Q: What are the some common misperceptions you notice in the way companies are approaching ASPs?

A:

One common misperception I've noticed is that some organisations might be reluctant to utilize ASPs because of security concerns. After all, they're being asked to outsource the provision, implementation and maintenance of what may be mission-critical business applications. I'd answer those concerns by noting that for ASPs, security is a key competency, and they've spent more time considering security measures than a majority of local network users, making applications run through an ASP more secure than most traditional network servers.

The other misconceptions I've witnessed all fall into the similar category of "comfort." How comfortable are organisations right now in outsourcing their computing applications and data? I liken it to something like payroll outsourcing, where businesses at first were very reluctant to outsource their payroll functions. Now, you would be hard-pressed to find a business that doesn't outsource payroll. I think people just need some time to become comfortable with outsourcing in general, and ASPs in particular. 

Q: How does Asia compare with the rest of the world in terms of adoption of ASP tools and frameworks?

A:

Much of Asia is very well positioned for the adoption of the ASP model because of investment in things like telecommunications infrastructure. After all, ASP represents a convergence of telecommunications and information technology, so having that telecom infrastructure in place and at a mature phase is half of the solution.

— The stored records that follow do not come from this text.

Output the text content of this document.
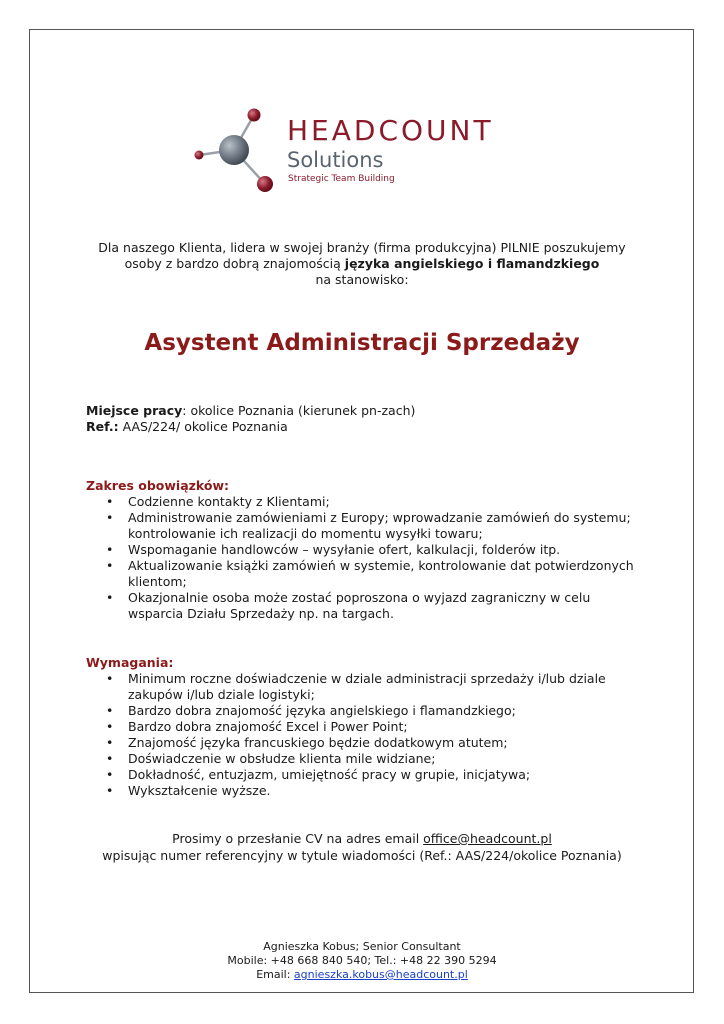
HEADCOUNT
Solutions
Strategic Team Building
Dla naszego Klienta, lidera w swojej branży (firma produkcyjna) PILNIE poszukujemy
osoby z bardzo dobrą znajomością języka angielskiego i flamandzkiego
na stanowisko:
Asystent Administracji Sprzedaży
Miejsce pracy: okolice Poznania (kierunek pn-zach)
Ref.: AAS/224/ okolice Poznania
Zakres obowiązków:
• Codzienne kontakty z Klientami;
• Administrowanie zamówieniami z Europy; wprowadzanie zamówień do systemu; kontrolowanie ich realizacji do momentu wysyłki towaru;
• Wspomaganie handlowców – wysyłanie ofert, kalkulacji, folderów itp.
• Aktualizowanie książki zamówień w systemie, kontrolowanie dat potwierdzonych klientom;
• Okazjonalnie osoba może zostać poproszona o wyjazd zagraniczny w celu wsparcia Działu Sprzedaży np. na targach.
Wymagania:
• Minimum roczne doświadczenie w dziale administracji sprzedaży i/lub dziale zakupów i/lub dziale logistyki;
• Bardzo dobra znajomość języka angielskiego i flamandzkiego;
• Bardzo dobra znajomość Excel i Power Point;
• Znajomość języka francuskiego będzie dodatkowym atutem;
• Doświadczenie w obsłudze klienta mile widziane;
• Dokładność, entuzjazm, umiejętność pracy w grupie, inicjatywa;
• Wykształcenie wyższe.
Prosimy o przesłanie CV na adres email office@headcount.pl
wpisując numer referencyjny w tytule wiadomości (Ref.: AAS/224/okolice Poznania)
Agnieszka Kobus; Senior Consultant
Mobile: +48 668 840 540; Tel.: +48 22 390 5294
Email: agnieszka.kobus@headcount.pl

Obviously, some areas are better suited than others at this point in time because of factors like government support or general issues of investment in information technology. But in other ways, Asia is very advanced in some of the framework for ASP adoption.

For example, there are many regions in Asia where wireless communication is more advanced than in the United States, and with wireless being a key component to the future of ASP adoption, those areas where wireless technology is well-established can really stand to benefit. 

Q: What opportunities open up for IT companies in the global ASP marketspace?

A:

Like many advances in computing technology, ASP really helps to open up the world as a global marketplace. There are relationships where the ASP might be in one country, the data center in another country and the customer in a third. Obviously, as more and more markets become knowledgeable about ASP and its benefits, those markets are opened up to ASP services.

But ASP is also an industry where partnerships are vital, so a business needn't be an ASP to take advantage of the explosion in ASP popularity. Telecommunications companies, Internet service providers, software developers and vendors, systems integrators, infrastructure providers -- these are all part of the ASP value chain and all stand to benefit from ASP adoption. 

Q: What are your plans for the Indian market?

A:

If a number of our members with representation in India desire, we'll follow the framework put in place in other areas of the world and launch a national committee in India that can draw on the resources of the global ASP Industry Consortium, but maintain a local presence that can address issues of regional or national concern. I would certainly encourage any companies located in India or with a presence in India to contact the Consortium about membership. 

Q: Any parting words of advice for Internet vendors and Internet professionals in India?

A:

My advice would be to grab onto this train before it's too far down the tracks! It's already left the station, but there are still ample opportunities to become part of the ASP industry and help change the way people think about computing.